4. Therapi cairan pada bayi baru lahir dengan asfiksi
a.Tujuan Pemberian Cairan untuk Bayi Baru Lahir dengan asfiksia
1. Mengembalikan dan mempertahankan keseimbangan cairan
2. Memberikan obat- obatan
3. Memberikan nutrisi parenteral
b. Keuntungan dan kerugian therapy Cairan
Keuntungan :
1. Efek therapy segera tercapai karena penghantaran obat ketempat target berlangsung cepat
2. Absorbsi total, memungkinkan dosis obat lebih tepat dan therapy lebih dapat diandalkan.
3. Kecepatan pemberian dapat dikontrol sehingga efek therapy dapat dipertahankan maupun dimodifikasi.
4. Ras sakit dan iritasi obat- obat tertentu jika diberikan intramuscular dan subkutan dapat dihindari.
5. Sesuai untuk obat yang tidak dapat diabsorpsi dengan rute lain karena molekul yang besar, iritasi atau ketidakstabilan dalam traktus gastrointestinal.
Kerugian :
1. Resiko toksisitas/anapilaktik dan sensitivitas tinggi
2. Komplikasi tambahan dapat timbul :
§ Kontaminasi mikroba melalui sirkulasi
§ Iritasi vaskuler ( spt phlebitis )
§ Inkompabilitas obat dan interaksi dari berbagai obat tambahan.

c.Peran Perawat terhadap Therapi Cairan pada bayi baru lahir dengan asfiksia
1. Memastikan tidak ada kesalahan maupun kontaminasi cairan infuse maupun kemasannya.
2. Memastikan cairan infuse diberikan secara benar (pasien, jenis cairan, dosis, cara pemberian dan waktu pemberian)
3. Memeriksa kepatenan tempat insersi
4. Monitor daerah insersi terhadap kelainan
5. Mengatur kecepatan tetesan sesuai dengan program
6. Monitor kondisi dan reaksi pasien



DAFTAR PUSTAKA


1. A.H Markum, (2002). Ilmu Kesehatan Anak, Jakarta: FKUI.

2. Arif Ridwan & Iman Fathurrohman W. (1997). Referensi Ilmu Kesehatan Anak. Edisi ke-2. Bandung.

3. Berhman, Kliegman & Arvin, (1996), Ilmu Kesehatan Anak Nelson, Alih Bahasa Samik Wahab. Jilid I, Jakarta: EGC.

4. http: // www.pediatrik.com/kanal.Php?pg=karyailmiah&id=03.

5. http : //www.Suaramerdeka.Com/harian/0308/11/ragam5.htm.

6. Mochtar, Rustam, (1998), Sinopsis Obstetri: Obstetri Patologi, Edisi 2, Jakarta: EGC.

7. Persis Mary Halminton, (1999), Dasar- dasar Keperawatan Maternitas Edisi 2, Jakarta: EGC

8. Staf Pengajar IKA FKUI, (1995), Ilmu Kesehatan Anak Jilid 3, Jakarta: IKA FKUI.
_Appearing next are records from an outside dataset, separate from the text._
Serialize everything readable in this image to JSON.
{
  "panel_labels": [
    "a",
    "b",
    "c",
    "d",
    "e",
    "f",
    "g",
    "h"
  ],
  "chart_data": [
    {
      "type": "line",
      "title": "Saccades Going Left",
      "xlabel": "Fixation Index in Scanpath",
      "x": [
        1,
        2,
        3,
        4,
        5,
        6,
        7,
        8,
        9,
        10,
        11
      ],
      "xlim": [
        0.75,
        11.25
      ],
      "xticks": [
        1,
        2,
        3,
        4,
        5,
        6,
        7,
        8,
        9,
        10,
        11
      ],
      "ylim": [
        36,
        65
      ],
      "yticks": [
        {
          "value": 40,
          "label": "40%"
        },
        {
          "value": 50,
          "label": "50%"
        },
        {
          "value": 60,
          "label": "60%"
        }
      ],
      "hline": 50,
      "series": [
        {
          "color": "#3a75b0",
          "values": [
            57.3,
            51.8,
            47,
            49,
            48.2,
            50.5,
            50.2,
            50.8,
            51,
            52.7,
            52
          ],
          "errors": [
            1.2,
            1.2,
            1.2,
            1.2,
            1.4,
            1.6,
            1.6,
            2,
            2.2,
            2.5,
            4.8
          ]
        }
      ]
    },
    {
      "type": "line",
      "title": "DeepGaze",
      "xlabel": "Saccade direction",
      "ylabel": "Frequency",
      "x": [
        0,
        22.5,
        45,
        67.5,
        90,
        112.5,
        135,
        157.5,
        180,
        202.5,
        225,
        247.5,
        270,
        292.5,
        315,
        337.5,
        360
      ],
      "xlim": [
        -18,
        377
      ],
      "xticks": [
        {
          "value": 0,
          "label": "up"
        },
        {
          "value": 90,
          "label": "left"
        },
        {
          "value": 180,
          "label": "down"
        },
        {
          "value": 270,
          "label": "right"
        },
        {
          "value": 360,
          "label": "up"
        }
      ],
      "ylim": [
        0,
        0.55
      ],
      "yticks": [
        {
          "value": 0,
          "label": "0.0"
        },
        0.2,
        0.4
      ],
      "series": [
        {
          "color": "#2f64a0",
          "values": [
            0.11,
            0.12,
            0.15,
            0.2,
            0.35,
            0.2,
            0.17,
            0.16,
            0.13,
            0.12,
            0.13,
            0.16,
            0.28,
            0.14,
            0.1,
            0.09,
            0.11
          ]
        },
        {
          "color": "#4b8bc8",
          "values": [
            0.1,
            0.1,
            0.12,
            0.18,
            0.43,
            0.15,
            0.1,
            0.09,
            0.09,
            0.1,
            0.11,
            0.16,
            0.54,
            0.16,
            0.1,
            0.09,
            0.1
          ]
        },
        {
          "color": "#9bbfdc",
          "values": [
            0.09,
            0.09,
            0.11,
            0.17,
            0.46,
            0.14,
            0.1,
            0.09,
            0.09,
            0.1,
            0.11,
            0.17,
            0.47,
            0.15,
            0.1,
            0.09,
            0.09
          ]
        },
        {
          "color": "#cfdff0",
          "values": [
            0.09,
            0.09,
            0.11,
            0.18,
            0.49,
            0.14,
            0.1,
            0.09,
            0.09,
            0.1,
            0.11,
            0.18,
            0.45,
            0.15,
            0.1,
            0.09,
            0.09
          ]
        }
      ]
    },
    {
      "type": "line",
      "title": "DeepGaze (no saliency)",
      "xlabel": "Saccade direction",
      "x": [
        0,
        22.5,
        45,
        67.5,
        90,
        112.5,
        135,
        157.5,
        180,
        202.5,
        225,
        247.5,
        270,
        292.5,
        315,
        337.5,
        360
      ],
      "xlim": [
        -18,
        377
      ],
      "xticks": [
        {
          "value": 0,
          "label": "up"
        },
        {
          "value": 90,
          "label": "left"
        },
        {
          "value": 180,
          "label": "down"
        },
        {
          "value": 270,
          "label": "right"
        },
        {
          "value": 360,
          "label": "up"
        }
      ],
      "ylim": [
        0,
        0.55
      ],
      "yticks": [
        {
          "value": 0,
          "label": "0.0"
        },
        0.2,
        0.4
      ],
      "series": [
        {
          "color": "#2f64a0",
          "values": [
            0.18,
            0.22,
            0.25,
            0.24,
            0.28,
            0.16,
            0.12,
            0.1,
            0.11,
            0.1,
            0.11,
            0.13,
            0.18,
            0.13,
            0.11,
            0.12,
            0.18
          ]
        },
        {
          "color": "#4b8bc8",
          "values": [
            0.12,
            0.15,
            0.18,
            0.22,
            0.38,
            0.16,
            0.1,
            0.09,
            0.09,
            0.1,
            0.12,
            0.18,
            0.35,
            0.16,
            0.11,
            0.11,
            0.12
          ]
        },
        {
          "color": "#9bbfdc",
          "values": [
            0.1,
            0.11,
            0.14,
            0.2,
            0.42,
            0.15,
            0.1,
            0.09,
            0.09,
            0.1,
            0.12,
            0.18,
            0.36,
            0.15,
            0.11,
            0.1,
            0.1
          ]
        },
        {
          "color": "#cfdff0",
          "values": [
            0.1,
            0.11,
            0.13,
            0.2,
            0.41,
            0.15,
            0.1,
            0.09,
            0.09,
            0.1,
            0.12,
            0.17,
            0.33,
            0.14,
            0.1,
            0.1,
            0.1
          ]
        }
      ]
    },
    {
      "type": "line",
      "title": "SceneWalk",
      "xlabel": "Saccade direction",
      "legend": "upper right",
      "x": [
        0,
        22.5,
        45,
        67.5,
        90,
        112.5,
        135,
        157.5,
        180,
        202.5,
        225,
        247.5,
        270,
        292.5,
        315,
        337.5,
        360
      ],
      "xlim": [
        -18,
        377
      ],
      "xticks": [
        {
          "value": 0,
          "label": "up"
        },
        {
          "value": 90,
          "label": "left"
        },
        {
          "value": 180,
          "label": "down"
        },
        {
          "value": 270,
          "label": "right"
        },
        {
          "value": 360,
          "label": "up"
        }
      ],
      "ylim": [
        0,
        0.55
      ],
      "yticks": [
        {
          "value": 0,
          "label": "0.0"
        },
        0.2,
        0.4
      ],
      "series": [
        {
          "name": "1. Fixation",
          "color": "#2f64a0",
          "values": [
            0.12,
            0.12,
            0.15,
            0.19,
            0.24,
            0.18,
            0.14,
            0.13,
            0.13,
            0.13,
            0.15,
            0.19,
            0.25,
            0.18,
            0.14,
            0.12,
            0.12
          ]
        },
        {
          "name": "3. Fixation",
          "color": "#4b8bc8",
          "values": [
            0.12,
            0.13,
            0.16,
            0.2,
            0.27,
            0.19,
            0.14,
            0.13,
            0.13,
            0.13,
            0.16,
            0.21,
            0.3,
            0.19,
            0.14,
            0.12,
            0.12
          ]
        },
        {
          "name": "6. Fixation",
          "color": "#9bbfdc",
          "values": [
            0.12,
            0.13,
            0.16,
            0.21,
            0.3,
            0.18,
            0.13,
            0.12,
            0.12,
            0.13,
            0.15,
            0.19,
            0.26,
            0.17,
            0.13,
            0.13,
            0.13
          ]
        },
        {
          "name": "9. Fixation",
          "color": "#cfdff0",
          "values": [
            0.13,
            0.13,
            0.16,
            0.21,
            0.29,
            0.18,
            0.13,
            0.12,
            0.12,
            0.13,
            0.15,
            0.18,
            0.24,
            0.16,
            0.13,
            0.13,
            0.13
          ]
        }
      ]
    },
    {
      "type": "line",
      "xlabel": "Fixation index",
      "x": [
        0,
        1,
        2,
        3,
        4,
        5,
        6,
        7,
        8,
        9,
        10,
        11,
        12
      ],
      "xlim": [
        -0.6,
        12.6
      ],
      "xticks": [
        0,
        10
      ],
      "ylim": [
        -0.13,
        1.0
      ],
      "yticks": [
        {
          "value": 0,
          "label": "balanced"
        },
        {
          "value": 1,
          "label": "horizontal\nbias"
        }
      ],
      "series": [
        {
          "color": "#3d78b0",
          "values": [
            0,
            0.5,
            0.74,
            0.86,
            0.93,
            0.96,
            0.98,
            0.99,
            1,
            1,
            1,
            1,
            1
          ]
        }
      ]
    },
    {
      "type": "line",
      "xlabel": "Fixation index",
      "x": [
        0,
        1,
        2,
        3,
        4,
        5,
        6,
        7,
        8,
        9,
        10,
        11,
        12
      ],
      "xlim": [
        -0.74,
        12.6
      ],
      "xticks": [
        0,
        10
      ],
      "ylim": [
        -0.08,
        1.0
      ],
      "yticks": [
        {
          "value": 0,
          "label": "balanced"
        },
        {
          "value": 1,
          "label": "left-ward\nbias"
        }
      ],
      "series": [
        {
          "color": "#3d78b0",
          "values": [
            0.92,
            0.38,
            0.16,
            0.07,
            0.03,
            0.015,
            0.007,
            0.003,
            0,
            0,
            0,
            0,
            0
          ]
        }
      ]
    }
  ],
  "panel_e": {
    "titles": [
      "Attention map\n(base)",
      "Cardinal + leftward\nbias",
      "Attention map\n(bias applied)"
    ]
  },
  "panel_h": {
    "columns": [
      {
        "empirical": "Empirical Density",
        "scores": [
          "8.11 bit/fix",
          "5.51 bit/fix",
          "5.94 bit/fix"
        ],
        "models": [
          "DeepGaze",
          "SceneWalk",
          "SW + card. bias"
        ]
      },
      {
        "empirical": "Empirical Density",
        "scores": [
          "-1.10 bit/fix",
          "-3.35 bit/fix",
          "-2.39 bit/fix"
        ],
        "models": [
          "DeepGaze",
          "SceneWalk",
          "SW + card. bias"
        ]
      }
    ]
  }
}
9. Purnawan, J dkk, (1998) Kapita Selekta Kedokteran, Edisi2, Jakarta: Media Aeusculapius FKUI.

10. PT Otsuka Indonesia. (2003). Pemberian Cairan Infus. Edisi revisi VIII.

11. Yayasan Bina Pustaka Sarwono Prawiroharjo, (2002), Ilmu Kebidanan, Jakarta: JNPKKR-POGI

12. Yayasan Bina Pustaka Sarwono Prawiroharjo, (2002), Buku Acuan Nasional Pelayanan Kesehatan Maternal dan Neonatal, Jakarta: JNPKKR- POGI

13. Arif Ridwan & Iman Fathurrohman W. (1998). Referensi Ilmu Kesehatan Anak. Edisi ke-2. Bandung.